As House Republicans hammered away this week at federal spending, they took another whack at the Prevention and Public Health Fund. But if their goal is really saving money, they just hit their thumb instead of the proverbial nail.

The Affordable Care Act established the Prevention Fund and allocated $15 billion over the next decade to help shift the focus of our health system from treating diseases to preventing illness. The ultimate goal is improving the health of Americans and reducing long-term health costs. Already, the Fund is supporting state and local initiatives to reduce obesity, cut tobacco use, prevent HIV/AIDS and train more public health workers.

This year, it will also fund the Community Transformation Grants, an innovative program to support local efforts to reduce chronic disease and health disparities. Expanding prevention initiatives is one third of the package needed to control health care spending, along with reducing waste and occasional bad care in Medicaid and Medicare, and cutting prices and high administrative costs in the private sector.

But Republicans in Congress have repeatedly targeted the fund for repeal, or attempted to take its funding for other purposes. Yesterday, amid claims that the money provides a “slush fund” for Health and Human Services Secretary Kathleen Sebelius, the Republican-controlled House voted 236 to 183 to repeal the fund and rescind all money not already spent. This struck a political blow against the Affordable Care Act, but if the repeal were to pass the Senate and get signed by the president, it would leave the country sicker – from both diseases and rising health costs.

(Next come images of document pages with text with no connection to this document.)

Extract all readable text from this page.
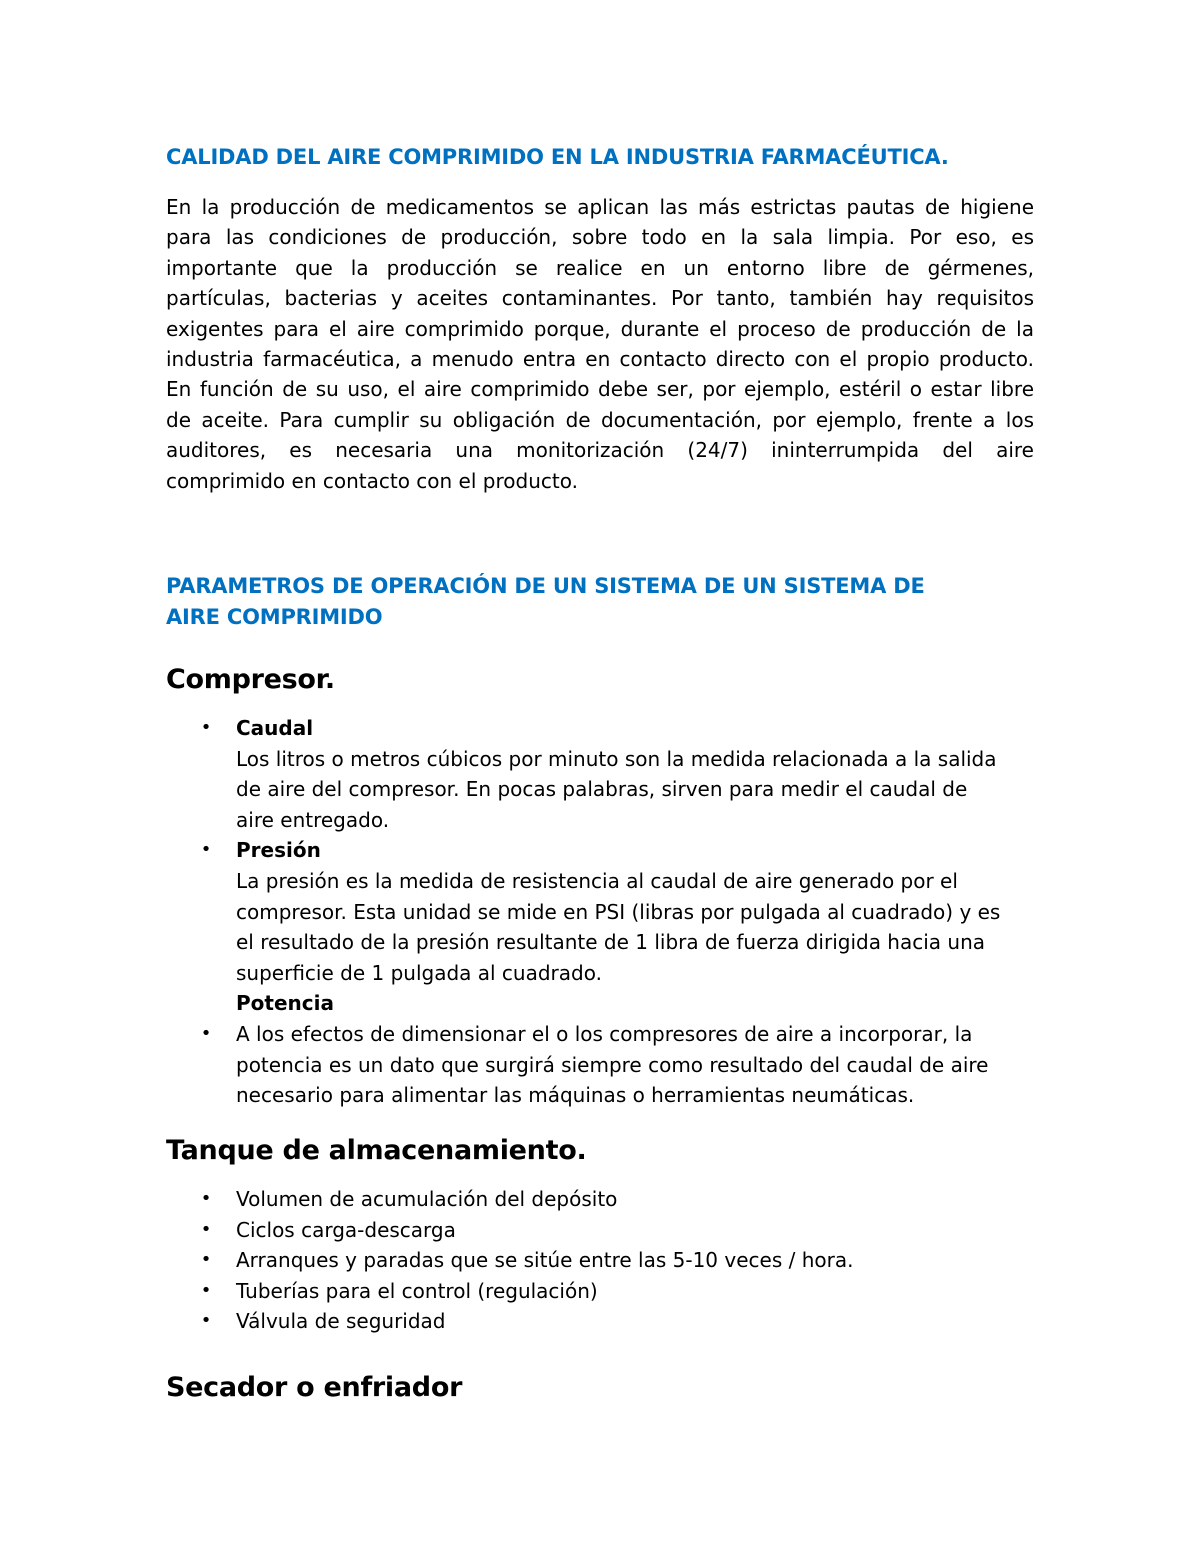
CALIDAD DEL AIRE COMPRIMIDO EN LA INDUSTRIA FARMACÉUTICA.
En la producción de medicamentos se aplican las más estrictas pautas de higiene
para las condiciones de producción, sobre todo en la sala limpia. Por eso, es
importante que la producción se realice en un entorno libre de gérmenes,
partículas, bacterias y aceites contaminantes. Por tanto, también hay requisitos
exigentes para el aire comprimido porque, durante el proceso de producción de la
industria farmacéutica, a menudo entra en contacto directo con el propio producto.
En función de su uso, el aire comprimido debe ser, por ejemplo, estéril o estar libre
de aceite. Para cumplir su obligación de documentación, por ejemplo, frente a los
auditores, es necesaria una monitorización (24/7) ininterrumpida del aire
comprimido en contacto con el producto.
PARAMETROS DE OPERACIÓN DE UN SISTEMA DE UN SISTEMA DE
AIRE COMPRIMIDO
Compresor.
• Caudal
Los litros o metros cúbicos por minuto son la medida relacionada a la salida
de aire del compresor. En pocas palabras, sirven para medir el caudal de
aire entregado.
• Presión
La presión es la medida de resistencia al caudal de aire generado por el
compresor. Esta unidad se mide en PSI (libras por pulgada al cuadrado) y es
el resultado de la presión resultante de 1 libra de fuerza dirigida hacia una
superficie de 1 pulgada al cuadrado.
Potencia
• A los efectos de dimensionar el o los compresores de aire a incorporar, la
potencia es un dato que surgirá siempre como resultado del caudal de aire
necesario para alimentar las máquinas o herramientas neumáticas.
Tanque de almacenamiento.
• Volumen de acumulación del depósito
• Ciclos carga-descarga
• Arranques y paradas que se sitúe entre las 5-10 veces / hora.
• Tuberías para el control (regulación)
• Válvula de seguridad
Secador o enfriador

Fortunately, President Obama and Senate Democratic leaders understand that prevention can both save lives and save money.  Senate President Harry Reid and Senator Tom Harkin, chairman of the Senate Health, Education, Labor and Pensions Committee and the father of the fund, are not likely to bring the repeal bill to the Senate floor for a vote. Also yesterday, the White House issued a statement  indicating that the President would likely veto any attempt to eliminate the Fund.  The “statement of administrative policy” said repeal “could worsen the nation’s health and increase system costs.” Indeed. The prevention funding is also key to expanding jobs and improving the health and productivity of America’s workers.

There continues to be some risk that money from the Fund will be used to pay for existing prevention efforts, rather than the new initiatives envisioned by Harkin and others. The Fund escaped a direct cut in the compromise plan to fund the federal government for the rest of this fiscal year, despite $38 billion taken from other programs. However, there remains the unfortunate possibility that the Obama administration may tap the Fund to replace some of the $730 million cut from the Centers for Disease Control and Prevention.

The bottom line: It remains important to educate all members of Congress about the long-term savings that result from reducing chronic diseases, and the important role the Prevention Fund plays in our nation’s long-term financial health.